The following code examples show, how to use targetHub to extract miRNA targeting a gene by specific methods in the PERL programming environment
```
use LWP::Simple;
use JSON;
sub getTargetingMirna {
  my ($EntrezGeneID, $method, $couchdbView, $dataLink, $tData, %tData, @targetData, @targetList);
  $EntrezGeneID = $_[0]; $method =  $_[1];
  $couchdbView = "HOSTNAME/tarhub/_design/basic/_view/by_geneIDmethod";
  $method =~ s/\+/%2B/g;
  $dataLink = $couchdbView. '?key=["'.$EntrezGeneID.'","'.$method.'"]';
  $tData = get $dataLink;
  $tData  = decode_json $tData;
  %tData = %$tData;
  @targetData = @{$tData{"rows"}};
  for($i = 0; $i < scalar(@targetData);$i++) {
	
	$targetList[@targetList] = $targetData[$i]->{"id"}."\t".$targetData[$i]->{"value"}."\n";
  }
	return @targetList;
} 
my @targetList = getTargetingMirna("7157", "miranda+targetscan");
print "@targetList\n";
```
Some notes on the code:
- The top two lines loads PERL packages LWP::Simple and JSON which are used to handle HTTP request and convert JSON objects to Perl data structure respectively.The The first two lines of the getTargetingMirna function declare and initiate variables. The next three lines use the Entrez Gene identifier and predicting method arguments to construct an appropriate URL to query targetHub. The next line actually makes the HTTP request to the targetHub server. The following three lines converts the JSON response into an PERL Array of Hash data structure. The final lines extract the relevant part of the response
- This version of the code does not perform error checking on the result, so it can probably not be used in production code. Failure can occur because the server is not available, or because the gene identifier passed as an argument is not a valid Entrez Gene identifier, or because no known mirna-target interation is available for the gene; all three conditions should be checked.

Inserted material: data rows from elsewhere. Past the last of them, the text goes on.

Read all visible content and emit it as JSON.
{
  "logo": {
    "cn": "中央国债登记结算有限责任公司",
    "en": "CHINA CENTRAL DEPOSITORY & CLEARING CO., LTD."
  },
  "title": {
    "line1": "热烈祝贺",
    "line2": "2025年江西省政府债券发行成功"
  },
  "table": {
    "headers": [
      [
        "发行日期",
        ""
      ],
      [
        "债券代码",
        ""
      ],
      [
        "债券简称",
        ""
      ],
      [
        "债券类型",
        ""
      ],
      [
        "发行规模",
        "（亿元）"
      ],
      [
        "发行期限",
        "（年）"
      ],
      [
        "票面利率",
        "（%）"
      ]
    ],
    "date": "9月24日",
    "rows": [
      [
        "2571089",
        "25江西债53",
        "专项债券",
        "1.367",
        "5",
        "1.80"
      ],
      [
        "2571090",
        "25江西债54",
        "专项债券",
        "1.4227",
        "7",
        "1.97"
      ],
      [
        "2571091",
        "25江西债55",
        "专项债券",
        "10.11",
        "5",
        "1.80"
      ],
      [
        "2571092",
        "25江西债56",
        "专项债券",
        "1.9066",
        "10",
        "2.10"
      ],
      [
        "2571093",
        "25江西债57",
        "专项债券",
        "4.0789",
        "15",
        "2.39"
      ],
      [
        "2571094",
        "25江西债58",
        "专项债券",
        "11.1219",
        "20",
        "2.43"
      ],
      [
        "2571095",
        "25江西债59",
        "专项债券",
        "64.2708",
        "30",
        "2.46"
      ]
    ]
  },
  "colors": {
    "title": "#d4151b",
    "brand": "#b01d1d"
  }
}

The following code example show, how to use targetHub to extract miRNA targeting a gene by evidence count in the R statistical programming environment
```
library(RJSONIO)
getTargetingMirna <- function(sym, evidence_count) {
  giUrl <- "HOSTNAME/genesmash/_design/basic/_view/by_symbol"
  glink <- paste(giUrl, "?key=\"", sym, "\"", sep='')
  gene_data <- fromJSON(paste(readLines(glink), collapse=''))
  Target_Info <- NA
  if(length(gene_data[["rows"]]) != 0) {
	  GeneID <- as.character(gene_data$rows[[1]]["id"])
	  #Extracting mirna-target interactions for the Gene from targetHub
	  diUrl <- 'HOSTNAME/tarhub/_design/basic/_view/by_geneIDcount'
	  link <- paste(diUrl, '?key=["', GeneID, '",', evidence_count, ']', sep='')
	  JSON_data <- paste(readLines(link), collapse='')
	  target_data <- fromJSON(JSON_data)
	  if(is.list(target_data) & (length(target_data$rows) > 0)) {
		  target_data <- target_data$rows
		  target_Info <- matrix(nrow = length(target_data), ncol = 2)
		  colnames(target_Info) <- c("miRNA-gene_interaction", "corresponding_mature_miR") 
		  for(i in 1:length(target_data)) {
			target_Info[i,1] = unlist(target_data[[i]]$id)
			target_Info[i,2] = unlist(target_data[[i]]$value)
	      }	
	   } 
  }
  target_Info
}
getTargetingMirna("TP53",2)
```
Some notes on the code:
- The first line loads an R package that converts between JSON objects and R objects.The first two lines of the funcyton getTargetingMirna use the symbol argument to construct an appropriate URL. The next line actually makes the HTTP request to the geneSmash server and converts the JSON response into an R object. This code snippet converts an alternate gene identifier to Entrez gene identifier. The Entrez gene identifier obtained from geneSmash is used to make a mirna-target data retreival using similar HTTP request to targetHub. The final lines extract the relevant part of the response
- This version of the code does not perform error checking on the result, so it can probably not be used in production code. Failure can occur because the server is not available, or because the symbol passed as an argument is not a valid HUGO symbol, or because no known miRNA-target interaction is available for the gene; all three conditions should be checked.